Rice University bioengineering graduate student Amadeus Zhu has been awarded a predoctoral fellowship by the American Heart Association (AHA) to study why heart failure causes fibrosis in the heart’s mitral valve.
Zhu is beginning his fourth year of the Rice bioengineering doctoral program in the Integrative Matrix Mechanics Laboratory of department chair Jane Grande-Allen. The AHA fellowship will provide up to $62,032 for his research.
The function of the heart’s mitral valve is to keep blood flowing in only one direction during every heartbeat. In many patients with heart failure, the mitral valve does not close completely, causing the blood to counterflow through the chambers of the heart.
Little research has been performed on why the mitral valve is specifically affected in this way, and when it has, cells are grown on petri dishes, which are much stiffer than mitral valves and thus do not mimic the cells’ native environment.
For this study, Zhu will grow mitral valve cells in a special material that more accurately mimics the stiffness of the mitral valve, then change the properties of this material to model what happens to the mitral valve during heart failure.

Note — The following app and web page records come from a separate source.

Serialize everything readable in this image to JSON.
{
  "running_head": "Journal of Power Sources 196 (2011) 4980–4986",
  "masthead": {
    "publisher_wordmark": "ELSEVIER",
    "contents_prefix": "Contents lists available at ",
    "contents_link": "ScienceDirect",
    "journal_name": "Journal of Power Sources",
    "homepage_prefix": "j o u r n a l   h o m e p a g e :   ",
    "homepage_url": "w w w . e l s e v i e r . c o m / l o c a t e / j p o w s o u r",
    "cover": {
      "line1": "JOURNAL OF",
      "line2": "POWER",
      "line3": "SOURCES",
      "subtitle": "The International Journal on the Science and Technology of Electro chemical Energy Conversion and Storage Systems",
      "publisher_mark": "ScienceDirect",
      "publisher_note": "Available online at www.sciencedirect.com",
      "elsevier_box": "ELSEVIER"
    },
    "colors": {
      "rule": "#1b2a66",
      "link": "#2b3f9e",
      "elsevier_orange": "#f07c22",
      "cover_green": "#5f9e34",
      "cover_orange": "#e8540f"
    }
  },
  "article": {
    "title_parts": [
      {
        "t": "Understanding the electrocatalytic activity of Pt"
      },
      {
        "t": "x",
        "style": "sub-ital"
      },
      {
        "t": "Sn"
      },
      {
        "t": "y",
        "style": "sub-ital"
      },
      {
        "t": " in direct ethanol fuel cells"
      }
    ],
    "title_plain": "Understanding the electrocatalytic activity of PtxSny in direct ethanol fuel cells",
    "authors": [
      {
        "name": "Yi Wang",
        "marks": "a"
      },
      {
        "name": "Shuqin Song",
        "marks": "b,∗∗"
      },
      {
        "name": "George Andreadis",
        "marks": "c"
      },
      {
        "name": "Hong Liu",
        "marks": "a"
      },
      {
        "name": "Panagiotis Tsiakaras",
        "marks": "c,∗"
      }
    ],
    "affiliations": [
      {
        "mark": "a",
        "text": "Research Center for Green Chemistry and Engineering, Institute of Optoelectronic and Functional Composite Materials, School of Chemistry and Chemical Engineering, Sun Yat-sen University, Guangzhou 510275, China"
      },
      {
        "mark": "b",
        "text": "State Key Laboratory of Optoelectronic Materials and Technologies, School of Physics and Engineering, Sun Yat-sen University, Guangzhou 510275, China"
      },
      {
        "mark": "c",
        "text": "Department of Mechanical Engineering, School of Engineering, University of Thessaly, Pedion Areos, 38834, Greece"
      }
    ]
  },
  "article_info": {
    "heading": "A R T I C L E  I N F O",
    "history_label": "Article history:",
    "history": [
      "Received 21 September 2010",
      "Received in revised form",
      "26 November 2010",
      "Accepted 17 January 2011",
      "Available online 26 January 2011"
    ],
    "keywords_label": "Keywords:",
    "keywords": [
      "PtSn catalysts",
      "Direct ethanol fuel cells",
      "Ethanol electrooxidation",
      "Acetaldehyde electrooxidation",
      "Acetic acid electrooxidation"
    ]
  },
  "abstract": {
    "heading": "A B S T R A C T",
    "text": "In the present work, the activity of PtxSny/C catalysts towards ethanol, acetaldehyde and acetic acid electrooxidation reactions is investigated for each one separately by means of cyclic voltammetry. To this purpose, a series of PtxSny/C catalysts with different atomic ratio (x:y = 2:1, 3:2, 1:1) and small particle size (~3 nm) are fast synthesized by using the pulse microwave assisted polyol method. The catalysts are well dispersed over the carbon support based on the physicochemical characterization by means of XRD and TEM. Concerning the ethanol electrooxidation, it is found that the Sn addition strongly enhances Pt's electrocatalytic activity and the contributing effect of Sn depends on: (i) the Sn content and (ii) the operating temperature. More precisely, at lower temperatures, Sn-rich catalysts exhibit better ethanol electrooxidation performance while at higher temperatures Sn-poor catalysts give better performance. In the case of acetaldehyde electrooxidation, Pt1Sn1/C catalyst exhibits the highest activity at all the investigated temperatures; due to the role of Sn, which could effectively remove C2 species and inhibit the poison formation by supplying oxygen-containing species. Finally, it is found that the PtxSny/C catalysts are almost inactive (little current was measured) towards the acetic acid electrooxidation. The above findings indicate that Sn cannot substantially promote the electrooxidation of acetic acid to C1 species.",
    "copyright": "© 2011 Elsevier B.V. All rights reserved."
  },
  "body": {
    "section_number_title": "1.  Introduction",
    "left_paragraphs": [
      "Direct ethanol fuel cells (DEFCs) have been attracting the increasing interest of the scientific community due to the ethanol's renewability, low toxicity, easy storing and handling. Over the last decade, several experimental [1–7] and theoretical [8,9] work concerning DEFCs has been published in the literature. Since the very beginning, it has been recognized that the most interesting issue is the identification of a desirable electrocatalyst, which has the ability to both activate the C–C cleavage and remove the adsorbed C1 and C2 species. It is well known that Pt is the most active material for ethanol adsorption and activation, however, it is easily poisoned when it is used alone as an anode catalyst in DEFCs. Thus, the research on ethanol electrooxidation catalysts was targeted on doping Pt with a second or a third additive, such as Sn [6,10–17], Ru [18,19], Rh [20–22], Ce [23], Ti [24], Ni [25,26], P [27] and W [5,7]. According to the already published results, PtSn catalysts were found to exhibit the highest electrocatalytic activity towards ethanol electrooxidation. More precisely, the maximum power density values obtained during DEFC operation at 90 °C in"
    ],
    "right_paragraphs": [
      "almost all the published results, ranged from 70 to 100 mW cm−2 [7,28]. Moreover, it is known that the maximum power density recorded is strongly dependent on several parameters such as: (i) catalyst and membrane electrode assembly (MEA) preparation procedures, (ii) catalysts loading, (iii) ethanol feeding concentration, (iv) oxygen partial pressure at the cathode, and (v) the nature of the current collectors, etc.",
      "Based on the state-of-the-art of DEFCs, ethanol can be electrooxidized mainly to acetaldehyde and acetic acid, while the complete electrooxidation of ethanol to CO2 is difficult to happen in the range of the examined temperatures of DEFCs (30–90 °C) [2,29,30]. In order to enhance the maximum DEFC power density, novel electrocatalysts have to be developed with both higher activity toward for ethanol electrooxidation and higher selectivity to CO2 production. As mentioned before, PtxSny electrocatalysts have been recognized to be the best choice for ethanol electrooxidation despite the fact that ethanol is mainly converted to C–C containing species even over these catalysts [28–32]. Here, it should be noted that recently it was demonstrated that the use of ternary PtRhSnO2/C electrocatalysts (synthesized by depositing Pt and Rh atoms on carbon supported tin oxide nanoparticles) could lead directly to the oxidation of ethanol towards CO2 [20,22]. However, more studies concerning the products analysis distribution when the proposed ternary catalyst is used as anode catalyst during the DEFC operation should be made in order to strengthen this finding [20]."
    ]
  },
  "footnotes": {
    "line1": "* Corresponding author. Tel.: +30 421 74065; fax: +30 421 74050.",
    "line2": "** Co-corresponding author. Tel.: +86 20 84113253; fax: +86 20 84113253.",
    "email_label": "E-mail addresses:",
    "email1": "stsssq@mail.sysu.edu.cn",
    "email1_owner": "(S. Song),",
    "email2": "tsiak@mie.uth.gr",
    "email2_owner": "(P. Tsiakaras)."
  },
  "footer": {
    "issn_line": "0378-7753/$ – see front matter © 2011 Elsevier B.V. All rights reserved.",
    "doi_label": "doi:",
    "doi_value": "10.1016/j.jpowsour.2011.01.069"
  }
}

“Understanding why heart failure causes mitral-valve fibrosis will help scientists discover new medicines for valve disease, allowing patients with heart failure to live longer, healthier lives,” Zhu said.
“By providing a scalable platform for investigating mitral-valve fibrosis, this project will enable us to uncover new insights into the cellular and molecular causes of heart valve disease, which could one day lead to the development of safer and less-invasive pharmaceutical treatments.”